Clearly there are many unstated assumptions in this question – awareness of recent political events, where in the country does the respondent live, what other countries might they have knowledge of when asked the question, etc. The question could have been worded differently: for example, “Democracy is working well in my country: Do you strongly agree, agree, disagree, strongly disagree with that statement?”

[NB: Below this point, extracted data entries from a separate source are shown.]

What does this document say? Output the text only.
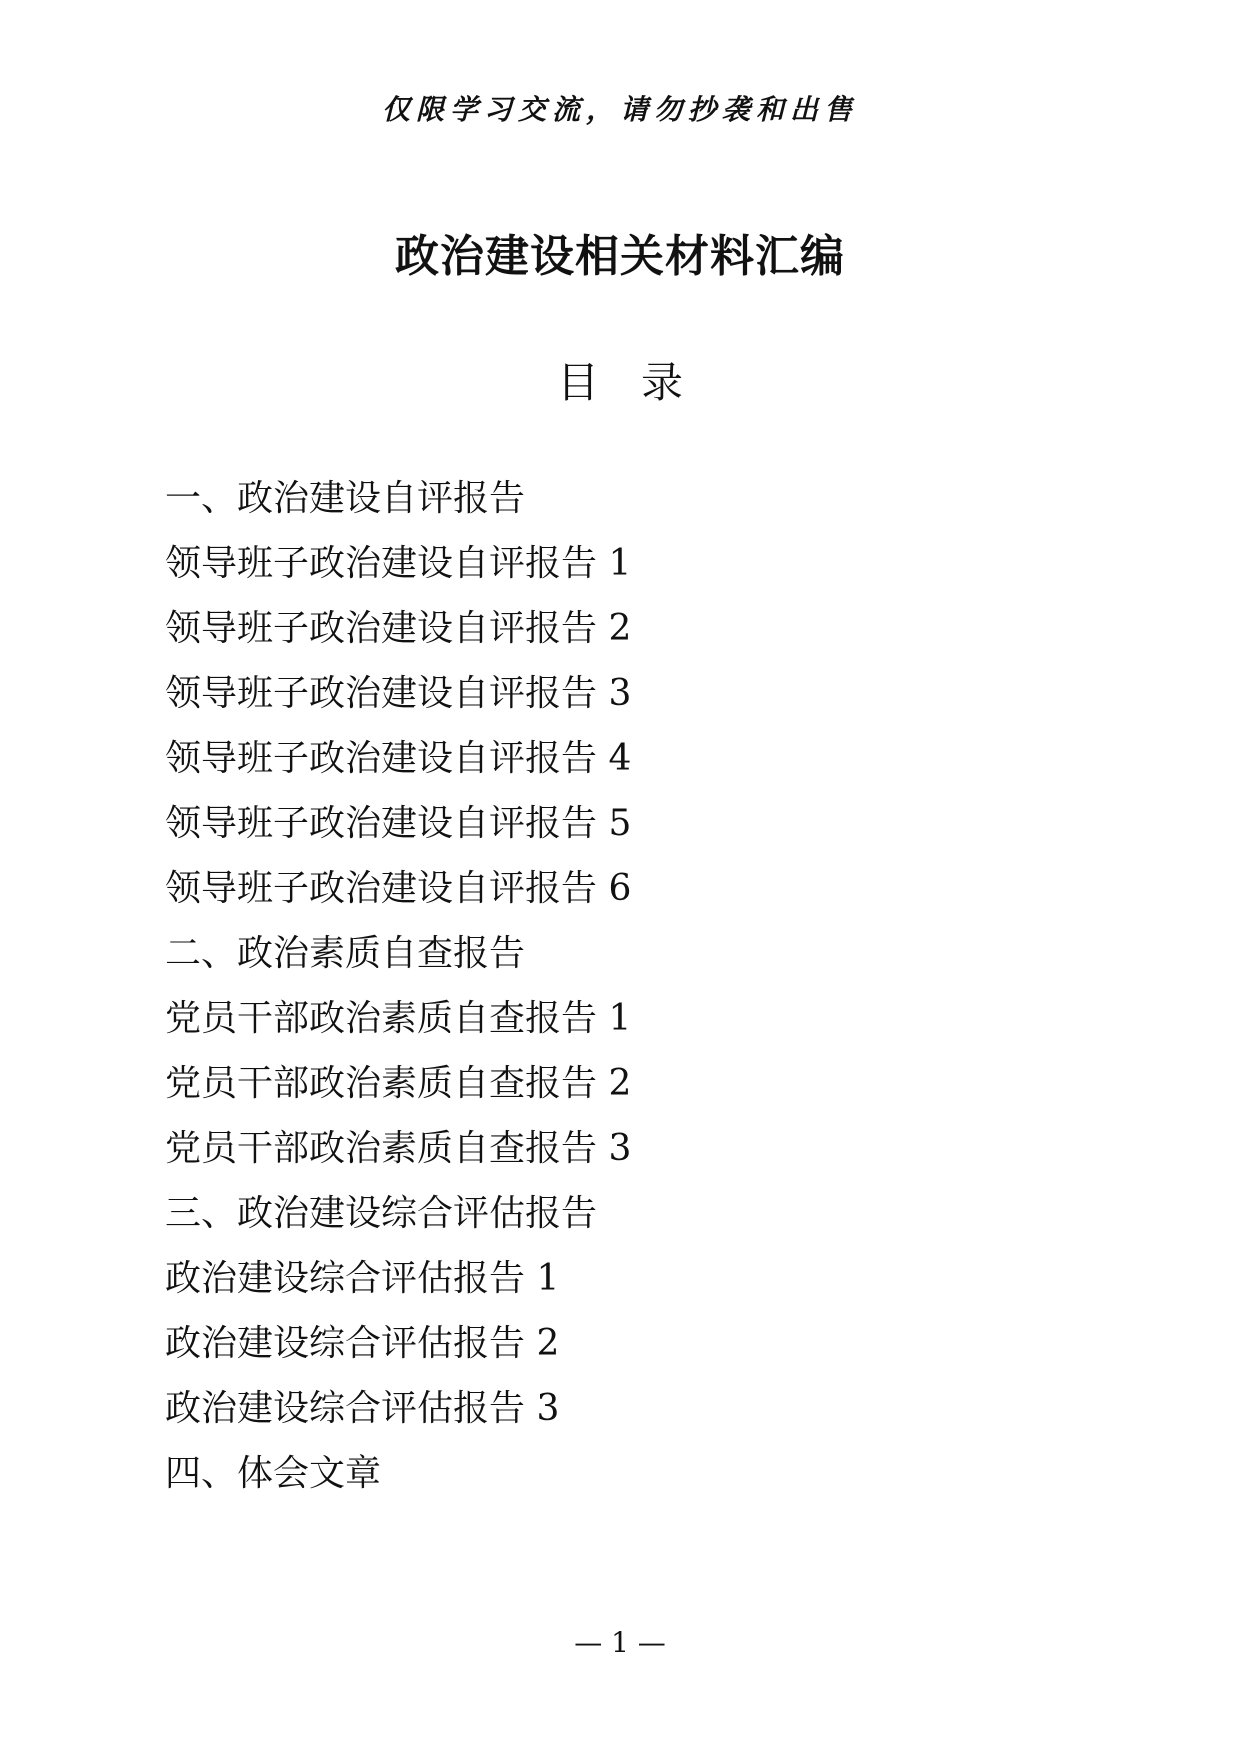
仅限学习交流，请勿抄袭和出售
政治建设相关材料汇编
目　录
一、政治建设自评报告
领导班子政治建设自评报告 1
领导班子政治建设自评报告 2
领导班子政治建设自评报告 3
领导班子政治建设自评报告 4
领导班子政治建设自评报告 5
领导班子政治建设自评报告 6
二、政治素质自查报告
党员干部政治素质自查报告 1
党员干部政治素质自查报告 2
党员干部政治素质自查报告 3
三、政治建设综合评估报告
政治建设综合评估报告 1
政治建设综合评估报告 2
政治建设综合评估报告 3
四、体会文章
— 1 —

It is certainly possible that the stories people implicitly invent about the unstated assumptions will differ depending on how the question is asked. Similarly, it is entirely possible that the green/blue cab question wording will lead to different implicit stories about how the cab companies discipline their employees, what the weather was like, etc. I think it is almost impossible to avoid this ambiguity. Kahneman has a nice clean story about why people respond differently to the two ways of stating the information. Andrew suggests that the story could be wrong – the different responses could be due to different unstated assumptions triggered by the different wording. I guess resolving this would require some additional experimentation aimed to seeing whether the wording indeed triggers different assumptions rather than triggering just the different emotional response that Kahneman suggests.
While I accept the validity of Andrew’s point about the unstated assumptions, I’m not sure I see a good reason to think that Kahneman’s results were due to such assumptions rather than the reason he postulates. If much is to be made about this possibility, then how are we to interpret any survey, where I think the same ambiguities inherently are present?